Par cette requête et un mémoire, enregistrés les 26 et 29 juillet 2025 au greffe du tribunal administratif de Melun, M. B demande au tribunal d’annuler les arrêtés du 26 juillet 2025 par lesquels le préfet de police de Paris l’a obligé à quitter sans délai le territoire français, a fixé le pays à destination duquel il pourra être éloigné d’office et a prononcé à son encontre une interdiction de retour sur le territoire français d’une durée de vingt-quatre mois.
Il soutient que :
— le signataire des arrêtés était incompétent pour ce faire ;
— sa situation personnelle n’a pas fait l’objet d’un examen approfondi et les décisions sont insuffisamment motivées ;
— ayant fait état de craintes en cas de retour dans son pays d’origine et de son intention de faire une demande d’asile en Espagne, il aurait dû être regardé comme formulant une telle demande en France ; la décision portant obligation de quitter le territoire est entachée d’erreur de droit ;
— les décisions subséquentes sont illégales dès lors qu’elles sont fondées sur une obligation de quitter le territoire elle-même illégale ; la décision portant interdiction de retour sur le territoire est également fondée sur un refus de délai de départ volontaire illégal ;
— il n’existe aucun risque de soustraction à la mesure d’éloignement ; dès lors la décision refusant le délai de départ volontaire a été prise en méconnaissance des articles L. 612-2 et L. 612-3 du code de l’entrée et du séjour des étrangers et du droit d’asile ;
— la décision fixant le pays de destination méconnaît les stipulations de l’article 3 de la convention européenne de sauvegarde des droits de l’homme et des libertés fondamentales et de l’article L. 721-4 du code de l’entrée et du séjour des étrangers et du droit d’asile ;
— les circonstances humanitaires justifiaient que le retour sur le territoire ne lui soit pas interdit ; la décision portant une telle interdiction est à cet égard entachée d’une erreur manifeste d’appréciation au regard des dispositions de l’article L. 612-7 du code de l’entrée et du séjour des étrangers et du droit d’asile ;
— l’annulation de l’interdiction de retour entraine l’effacement du signalement de non-admission dans le système d’information Schengen.
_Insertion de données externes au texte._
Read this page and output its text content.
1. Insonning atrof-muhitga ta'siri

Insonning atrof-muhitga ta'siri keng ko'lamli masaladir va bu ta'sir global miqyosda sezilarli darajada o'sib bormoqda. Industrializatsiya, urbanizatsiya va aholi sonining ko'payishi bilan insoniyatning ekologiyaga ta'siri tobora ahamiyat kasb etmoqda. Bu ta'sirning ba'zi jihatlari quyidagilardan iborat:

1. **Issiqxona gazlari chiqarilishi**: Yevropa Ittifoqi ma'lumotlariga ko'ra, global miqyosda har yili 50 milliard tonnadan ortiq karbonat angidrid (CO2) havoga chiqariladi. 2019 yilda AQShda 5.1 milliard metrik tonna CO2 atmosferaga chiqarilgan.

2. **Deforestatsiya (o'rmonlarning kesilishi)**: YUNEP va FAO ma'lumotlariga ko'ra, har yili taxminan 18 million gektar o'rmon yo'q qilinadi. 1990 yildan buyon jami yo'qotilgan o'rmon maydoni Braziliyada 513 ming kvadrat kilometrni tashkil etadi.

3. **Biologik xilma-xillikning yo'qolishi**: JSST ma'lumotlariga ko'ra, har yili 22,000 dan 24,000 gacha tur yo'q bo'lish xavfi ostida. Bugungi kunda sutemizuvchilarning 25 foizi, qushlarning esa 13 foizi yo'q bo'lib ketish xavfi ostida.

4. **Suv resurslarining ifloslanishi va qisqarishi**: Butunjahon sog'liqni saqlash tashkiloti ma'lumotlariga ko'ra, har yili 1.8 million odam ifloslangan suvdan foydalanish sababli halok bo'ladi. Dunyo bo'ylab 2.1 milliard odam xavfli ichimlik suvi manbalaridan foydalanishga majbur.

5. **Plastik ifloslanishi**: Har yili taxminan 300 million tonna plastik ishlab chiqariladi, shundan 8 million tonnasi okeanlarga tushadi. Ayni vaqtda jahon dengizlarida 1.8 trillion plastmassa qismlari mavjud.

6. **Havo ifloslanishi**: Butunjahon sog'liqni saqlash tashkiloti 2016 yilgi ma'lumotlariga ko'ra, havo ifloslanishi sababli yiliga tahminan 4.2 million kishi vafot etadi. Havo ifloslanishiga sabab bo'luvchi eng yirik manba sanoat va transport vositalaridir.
La procédure a été communiquée au préfet de police de Paris qui n’a pas produit d’observations.
Vu les autres pièces du dossier.
Vu :
— le règlement (UE) n°604/2013 du Parlement européen et du Conseil du 26 juin 2013 ;
— le code de l’entrée et du séjour des étrangers et du droit d’asile ;
— le code de justice administrative.
Le président du tribunal a désigné Mme Poullain en application de l’article L. 922-2 du code de l’entrée et du séjour des étrangers et du droit d’asile.
Les parties ont été régulièrement averties du jour de l’audience.
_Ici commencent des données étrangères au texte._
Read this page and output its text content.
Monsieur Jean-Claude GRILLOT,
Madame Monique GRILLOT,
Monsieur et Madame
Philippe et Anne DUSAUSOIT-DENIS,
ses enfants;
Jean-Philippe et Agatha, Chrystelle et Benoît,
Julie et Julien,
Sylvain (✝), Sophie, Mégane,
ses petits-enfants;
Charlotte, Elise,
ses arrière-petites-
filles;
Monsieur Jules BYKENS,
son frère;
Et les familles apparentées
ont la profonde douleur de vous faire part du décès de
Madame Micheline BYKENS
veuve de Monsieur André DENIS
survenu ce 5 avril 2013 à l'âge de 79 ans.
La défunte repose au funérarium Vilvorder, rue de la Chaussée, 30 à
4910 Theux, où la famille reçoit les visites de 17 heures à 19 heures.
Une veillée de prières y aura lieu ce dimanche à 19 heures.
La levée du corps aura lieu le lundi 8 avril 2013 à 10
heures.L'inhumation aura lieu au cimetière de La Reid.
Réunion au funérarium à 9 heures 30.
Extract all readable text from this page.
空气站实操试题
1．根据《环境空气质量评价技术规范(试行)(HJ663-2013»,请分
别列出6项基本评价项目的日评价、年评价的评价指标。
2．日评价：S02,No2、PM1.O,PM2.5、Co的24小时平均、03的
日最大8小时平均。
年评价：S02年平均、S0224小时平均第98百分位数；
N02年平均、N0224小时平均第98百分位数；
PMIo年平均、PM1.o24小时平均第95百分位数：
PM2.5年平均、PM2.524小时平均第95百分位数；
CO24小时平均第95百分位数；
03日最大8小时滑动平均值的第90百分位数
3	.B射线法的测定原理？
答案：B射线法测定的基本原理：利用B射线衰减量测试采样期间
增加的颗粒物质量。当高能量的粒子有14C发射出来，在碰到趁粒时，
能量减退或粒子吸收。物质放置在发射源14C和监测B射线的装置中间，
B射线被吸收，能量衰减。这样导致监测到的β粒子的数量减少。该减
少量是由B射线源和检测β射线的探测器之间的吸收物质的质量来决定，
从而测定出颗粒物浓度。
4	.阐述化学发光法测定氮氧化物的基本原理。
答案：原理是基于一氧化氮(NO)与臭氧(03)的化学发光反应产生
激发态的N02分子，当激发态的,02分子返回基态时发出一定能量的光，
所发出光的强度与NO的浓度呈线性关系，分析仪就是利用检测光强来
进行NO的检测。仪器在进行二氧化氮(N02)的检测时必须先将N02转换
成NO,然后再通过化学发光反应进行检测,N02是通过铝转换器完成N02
Ont été entendus au cours de l’audience publique :
— le rapport de Mme Poullain,
— et les observations de Me Hamza, représentant M. B, non présent, qui maintient ses conclusions et moyens qu’il précise ;
— le préfet de police de Paris n’étant ni présent, ni représenté.
La clôture de l’instruction a été prononcée à l’issue de l’audience.
Considérant ce qui suit :
1. M. A B, ressortissant bolivien né en 2000, a fait l’objet d’un refus d’entrée sur le territoire lors de son arrivée par avion le 19 juillet 2025, dès lors qu’il a présenté un titre de séjour italien falsifié. A la suite de refus d’embarquer sur des vols à destination de la Bolivie, par deux arrêtés du 26 juillet 2025, le préfet de police de Paris l’a obligé à quitter sans délai le territoire français, a fixé le pays à destination duquel il pourra être éloigné d’office et a prononcé à son encontre une interdiction de retour sur le territoire français d’une durée de vingt-quatre mois. Initialement placé en rétention, il a été assigné à résidence dans le Gard par ordonnance du juge de la rétention administrative du 5 août 2025. Il demande au tribunal d’annuler les arrêtés du 26 juillet 2025.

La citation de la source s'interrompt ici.